From 2013 to 2017, the bean-counting behemoth branded their worldwide effort Earn Your Future, and played to its strengths in financial literacy, bringing those skills to those who otherwise might not learn.
Big Waves
Then in more well-worn and quite welcome fashion, it put its money where its mouth was, making its next five-year foray, now underway, a $320 million push, Access Your Potential, to cultivate tech-savvy in 10 million students.
The overall effort looks to enhance the ever-in-development “diverse, tech-skilled workforce” as the company puts it—and this will surely benefit the firm and its clients down the line, as well as the broader economy.
Initiatives include providing teachers a smartphone app to assess digital knowledge; a robot that travels to schools to show how technology can be used in daily life; and free, open-sourced curriculum on coding, data analytics and, once again, financial skills.
Local Motions
PwC-OC helps move these global glacial efforts into specific local opportunities for involvement. An internal team reviews volunteer options. The company starts new employees with a $25 giving credit they can direct to a favorite charity; 95% do so, and 60% come back with more contributions of their own through the firm’s giving program.

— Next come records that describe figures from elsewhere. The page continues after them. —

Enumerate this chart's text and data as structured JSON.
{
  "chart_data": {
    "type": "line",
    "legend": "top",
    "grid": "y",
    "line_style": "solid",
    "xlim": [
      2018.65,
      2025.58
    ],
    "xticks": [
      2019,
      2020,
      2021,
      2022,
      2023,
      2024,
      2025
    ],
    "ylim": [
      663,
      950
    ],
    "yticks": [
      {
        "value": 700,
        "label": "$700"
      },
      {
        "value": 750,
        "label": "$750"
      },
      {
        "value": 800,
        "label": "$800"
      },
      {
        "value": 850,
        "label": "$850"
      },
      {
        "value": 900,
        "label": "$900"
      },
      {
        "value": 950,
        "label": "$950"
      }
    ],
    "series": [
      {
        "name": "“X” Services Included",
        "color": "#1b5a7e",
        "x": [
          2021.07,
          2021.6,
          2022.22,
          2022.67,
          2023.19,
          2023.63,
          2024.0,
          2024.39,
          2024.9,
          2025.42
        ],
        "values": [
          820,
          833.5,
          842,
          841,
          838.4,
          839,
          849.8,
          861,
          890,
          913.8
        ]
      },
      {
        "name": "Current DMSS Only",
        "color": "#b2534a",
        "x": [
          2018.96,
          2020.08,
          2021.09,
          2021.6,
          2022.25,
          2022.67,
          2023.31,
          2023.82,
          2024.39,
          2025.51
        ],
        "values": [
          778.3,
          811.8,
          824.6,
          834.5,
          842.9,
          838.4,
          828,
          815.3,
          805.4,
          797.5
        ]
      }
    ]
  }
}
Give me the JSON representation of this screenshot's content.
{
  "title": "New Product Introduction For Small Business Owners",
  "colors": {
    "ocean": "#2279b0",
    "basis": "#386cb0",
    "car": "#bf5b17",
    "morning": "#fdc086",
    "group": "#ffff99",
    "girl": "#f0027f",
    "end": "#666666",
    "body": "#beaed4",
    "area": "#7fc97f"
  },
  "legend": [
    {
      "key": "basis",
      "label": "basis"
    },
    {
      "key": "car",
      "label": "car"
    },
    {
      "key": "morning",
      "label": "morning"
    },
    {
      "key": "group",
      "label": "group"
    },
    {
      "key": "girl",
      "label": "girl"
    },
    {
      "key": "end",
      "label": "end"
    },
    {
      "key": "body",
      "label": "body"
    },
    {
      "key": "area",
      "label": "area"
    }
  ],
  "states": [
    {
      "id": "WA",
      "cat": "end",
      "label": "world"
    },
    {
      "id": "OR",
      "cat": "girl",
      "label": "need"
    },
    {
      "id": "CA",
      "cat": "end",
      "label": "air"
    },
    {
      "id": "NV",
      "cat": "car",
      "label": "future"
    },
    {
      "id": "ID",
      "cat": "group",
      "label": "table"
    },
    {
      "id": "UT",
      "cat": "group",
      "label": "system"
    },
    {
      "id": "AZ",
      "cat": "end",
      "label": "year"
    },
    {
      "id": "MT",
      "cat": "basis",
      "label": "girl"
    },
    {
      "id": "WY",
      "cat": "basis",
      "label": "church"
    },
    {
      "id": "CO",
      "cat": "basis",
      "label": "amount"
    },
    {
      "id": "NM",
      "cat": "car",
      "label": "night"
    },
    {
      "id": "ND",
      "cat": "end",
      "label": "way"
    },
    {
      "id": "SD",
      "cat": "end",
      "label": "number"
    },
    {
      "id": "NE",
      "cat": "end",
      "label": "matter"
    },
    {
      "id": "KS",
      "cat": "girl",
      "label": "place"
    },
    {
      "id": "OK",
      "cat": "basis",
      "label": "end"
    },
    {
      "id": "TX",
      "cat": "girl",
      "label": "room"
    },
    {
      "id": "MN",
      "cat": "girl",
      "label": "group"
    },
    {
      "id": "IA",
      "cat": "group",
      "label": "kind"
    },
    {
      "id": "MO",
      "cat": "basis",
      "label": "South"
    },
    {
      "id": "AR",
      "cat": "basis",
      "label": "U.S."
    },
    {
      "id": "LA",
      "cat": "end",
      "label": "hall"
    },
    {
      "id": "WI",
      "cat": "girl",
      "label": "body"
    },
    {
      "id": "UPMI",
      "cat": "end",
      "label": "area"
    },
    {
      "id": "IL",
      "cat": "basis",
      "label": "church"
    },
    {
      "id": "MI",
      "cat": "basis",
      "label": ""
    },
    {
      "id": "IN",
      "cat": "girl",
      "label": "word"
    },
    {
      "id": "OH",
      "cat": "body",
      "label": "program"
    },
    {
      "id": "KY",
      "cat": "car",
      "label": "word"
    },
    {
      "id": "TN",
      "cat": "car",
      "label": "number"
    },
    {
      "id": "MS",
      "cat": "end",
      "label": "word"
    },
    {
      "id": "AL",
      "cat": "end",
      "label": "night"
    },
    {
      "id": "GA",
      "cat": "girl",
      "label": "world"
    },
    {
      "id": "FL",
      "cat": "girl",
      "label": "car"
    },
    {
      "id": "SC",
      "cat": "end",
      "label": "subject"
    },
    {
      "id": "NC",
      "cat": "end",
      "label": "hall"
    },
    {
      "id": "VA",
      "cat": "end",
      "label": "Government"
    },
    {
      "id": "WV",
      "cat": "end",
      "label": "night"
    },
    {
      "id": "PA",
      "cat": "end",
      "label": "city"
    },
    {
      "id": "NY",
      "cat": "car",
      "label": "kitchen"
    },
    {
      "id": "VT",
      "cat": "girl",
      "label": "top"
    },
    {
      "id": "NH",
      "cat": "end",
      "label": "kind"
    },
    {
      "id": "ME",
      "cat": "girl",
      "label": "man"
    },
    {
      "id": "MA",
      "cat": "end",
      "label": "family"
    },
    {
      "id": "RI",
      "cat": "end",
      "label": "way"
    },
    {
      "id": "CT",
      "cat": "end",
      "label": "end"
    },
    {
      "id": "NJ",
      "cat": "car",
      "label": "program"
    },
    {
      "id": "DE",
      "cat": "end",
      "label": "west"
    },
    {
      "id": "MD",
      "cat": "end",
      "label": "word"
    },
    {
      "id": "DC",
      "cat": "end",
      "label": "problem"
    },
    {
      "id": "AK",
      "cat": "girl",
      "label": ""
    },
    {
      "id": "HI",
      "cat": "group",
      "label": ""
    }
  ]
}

“Put your heart into it, your head will follow, and great things will happen,” Wilm said. “Doing good for others is a contagiously, wonderfully warm feeling.”
The OC office gave more than 7,000 volunteer hours in 2018 with more than half of office staff involved in some way. It values that time at about $1.75 million.
A local favorite of the staff is Big Brothers Big Sisters of Orange County & the Inland Empire, in Santa Ana, with $7 million in local revenue and 3,200 volunteers.
A PwC-OC partner, Gary Wilson, has been on its board for a decade and office staff hosts “Big for a Day” events, for subjects that have included, yep—financial literacy.
“Someone likely helped each of us along the way,” Wilm said.
“Make a difference … in someone else’s life,” he said. “You will love the feeling.”